El grupo coral de mujeres de blanco y el guitarrista alicantino comenzaban la noche del domingo donostiarra con una fiesta, una celebración. El teatro, repleto de un público que no parece el común de un espectáculo de flamenco. El ambiente oscuro, sobrio, sin más aparatos, sin mucho artificio, un haz de luz, una guitarra, unos bancos rojos, y los cuerpos.
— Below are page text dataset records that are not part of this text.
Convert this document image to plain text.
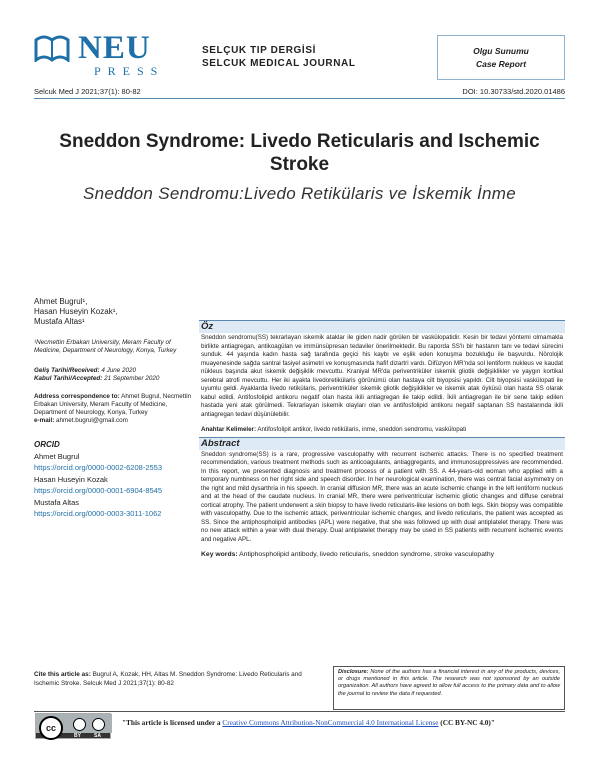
NEU
PRESS
SELÇUK TIP DERGİSİ
SELCUK MEDICAL JOURNAL
Olgu Sunumu
Case Report
Selcuk Med J 2021;37(1): 80-82	DOI: 10.30733/std.2020.01486
Sneddon Syndrome: Livedo Reticularis and Ischemic Stroke
Sneddon Sendromu:Livedo Retikülaris ve İskemik İnme
Ahmet Bugrul¹,
Hasan Huseyin Kozak¹,
Mustafa Altas¹
¹Necmettin Erbakan University, Meram Faculty of Medicine, Department of Neurology, Konya, Turkey
Geliş Tarihi/Received: 4 June 2020
Kabul Tarihi/Accepted: 21 September 2020
Address correspondence to: Ahmet Bugrul, Necmettin Erbakan University, Meram Faculty of Medicine, Department of Neurology, Konya, Turkey
e-mail: ahmet.bugrul@gmail.com
ORCID
Ahmet Bugrul
https://orcid.org/0000-0002-6208-2553
Hasan Huseyin Kozak
https://orcid.org/0000-0001-6904-8545
Mustafa Altas
https://orcid.org/0000-0003-3011-1062
Öz
Sneddon sendromu(SS) tekrarlayan iskemik ataklar ile giden nadir görülen bir vaskülopatidir. Kesin bir tedavi yöntemi olmamakla birlikte antiagregan, antikoagülan ve immünsüpresan tedaviler önerilmektedir. Bu raporda SS'lı bir hastanın tanı ve tedavi sürecini sunduk. 44 yaşında kadın hasta sağ tarafında geçici his kaybı ve eşlik eden konuşma bozukluğu ile başvurdu. Nörolojik muayenesinde sağda santral fasiyel asimetri ve konuşmasında hafif dizartri vardı. Difüzyon MR'nda sol lentiform nukleus ve kaudat nükleus başında akut iskemik değişiklik mevcuttu. Kraniyal MR'da periventriküler iskemik gliotik değişiklikler ve yaygın kortikal serebral atrofi mevcuttu. Her iki ayakta livedoretikülaris görünümü olan hastaya cilt biyopsisi yapıldı. Cilt biyopsisi vaskülopati ile uyumlu geldi. Ayaklarda livedo retikülaris, periventriküler iskemik gliotik değişiklikler ve iskemik atak öyküsü olan hasta SS olarak kabul edildi. Antifosfolipid antikoru negatif olan hasta ikili antiagregan ile takip edildi. İkili antiagregan ile bir sene takip edilen hastada yeni atak görülmedi. Tekrarlayan iskemik olayları olan ve antifosfolipid antikoru negatif saptanan SS hastalarında ikili antiagregan tedavi düşünülebilir.
Anahtar Kelimeler: Antifosfolipit antikor, livedo retikülaris, inme, sneddon sendromu, vaskülopati
Abstract
Sneddon syndrome(SS) is a rare, progressive vasculopathy with recurrent ischemic attacks. There is no specified treatment recommendation, various treatment methods such as anticoagulants, antiaggregants, and immunosuppressives are recommended. In this report, we presented diagnosis and treatment process of a patient with SS. A 44-years-old woman who applied with a temporary numbness on her right side and speech disorder. In her neurological examination, there was central facial asymmetry on the right and mild dysarthria in his speech. In cranial diffusion MR, there was an acute ischemic change in the left lentiform nucleus and at the head of the caudate nucleus. In cranial MR, there were periventricular ischemic gliotic changes and diffuse cerebral cortical atrophy. The patient underwent a skin biopsy to have livedo reticularis-like lesions on both legs. Skin biopsy was compatible with vasculopathy. Due to the ischemic attack, periventricular ischemic changes, and livedo reticularis, the patient was accepted as SS. Since the antiphospholipid antibodies (APL) were negative, that she was followed up with dual antiplatelet therapy. There was no new attack within a year with dual therapy. Dual antiplatelet therapy may be used in SS patients with recurrent ischemic events and negative APL.
Key words: Antiphospholipid antibody, livedo reticularis, sneddon syndrome, stroke vasculopathy
Cite this article as: Bugrul A, Kozak, HH, Altas M. Sneddon Syndrome: Livedo Reticularis and Ischemic Stroke. Selcuk Med J 2021;37(1): 80-82
Disclosure: None of the authors has a financial interest in any of the products, devices, or drugs mentioned in this article. The research was not sponsored by an outside organization. All authors have agreed to allow full access to the primary data and to allow the journal to review the data if requested.
cc
BY	SA
"This article is licensed under a Creative Commons Attribution-NonCommercial 4.0 International License (CC BY-NC 4.0)"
La fiesta, la celebración, por verdiales se activó, un ritmo de arena y botines. Su dedo índice levantado busca el compás que sale de las voces al unísono, voces de alegría. Unas novias alegres, celebrando, contentas, una comunión. Todas de blanco pero auténticas, ni los mismos zapatos, ni los mismos trajes, la comodidad, el estar a gusto, la reunión brindada para todas, un salón de gala, un parque, un parque de majestades, el centro cultural de las generaciones, con todas sus horas de recreo: la festividad del día, el llanto de la noche, la alegría del amanecer y yo que me acuerdo de ella justo en ese momento, en el que se acaba la noche; empieza el día.
La guitarra de continuo, no se va, la agarra y se la lleva, acompañándose, a ellas, a él; a ellos y a nosotros, el espíritu de todos acompasados por los cristales rotos que deja la guitarra sobre el escenario.
El espectáculo parece estar compuesto desde una habitación, un cuarto propio, un estar juntas, un lugar de intimidad y deseo. El público queda casi olvidado, Yerai nos da la espalda y se dirige sentado a ellas, les ofrece unos acordes, ellas sonríen, en sintonía dan palmas, todo se obedece, todo tiene orden, de la sencillez surge la excelencia. ¡Con qué poco!
Yerai conoce las formas de un recital de guitarra, de los de Paco, de los de Sabicas, el tiempo de la madera, la melancolía de medio limón cortado en la cocina de una casa de verano.
No se olvida del silencio que lo coloca entre sábanas de lino. Un grillo las invita a llorar, a «llorar de pena, la sangre que corre por las venas», y de nuevo el río llega a un dique repleto, la voz de Yerai que canta susurrando repite en bis lo que ya todos tenemos metido dentro, entró por los pies, y ahora no sale del pecho.
Hay un lenguaje, un poder misterioso que todos sentimos. Alguien del público comentó al salir que es su primer espectáculo de flamenco al que asiste y que le ha transmitido mucho, mucha fuerza emotiva recorría su cuerpo. Y es que el lenguaje en el que se dispone el espectáculo viene de algo profundo. Como decía Walter Benjamin, «la traducción del lenguaje de las cosas no ocurre entre los lenguajes sino en el interior mismo del lenguaje, entre el lenguaje de las cosas y el lenguaje de los humanos». Ahí es donde considero que está la dificultad, en producir esa traducción, en sacar lo que hay dentro y ponerlo encima, delante. Yerai no solo lo deja encima sino que lo coloca sutilmente en una mesita de noche; una perdiz en otoño; la llamada de una amiga que te abraza con su voz. Yerai nos lo dio, nos ofreció la traducción y nosotros lo entendimos, esa lengua tan antigua, tan de siempre, tan de mirar una lumbre en una casa de familia, entre la castaña y la oliva.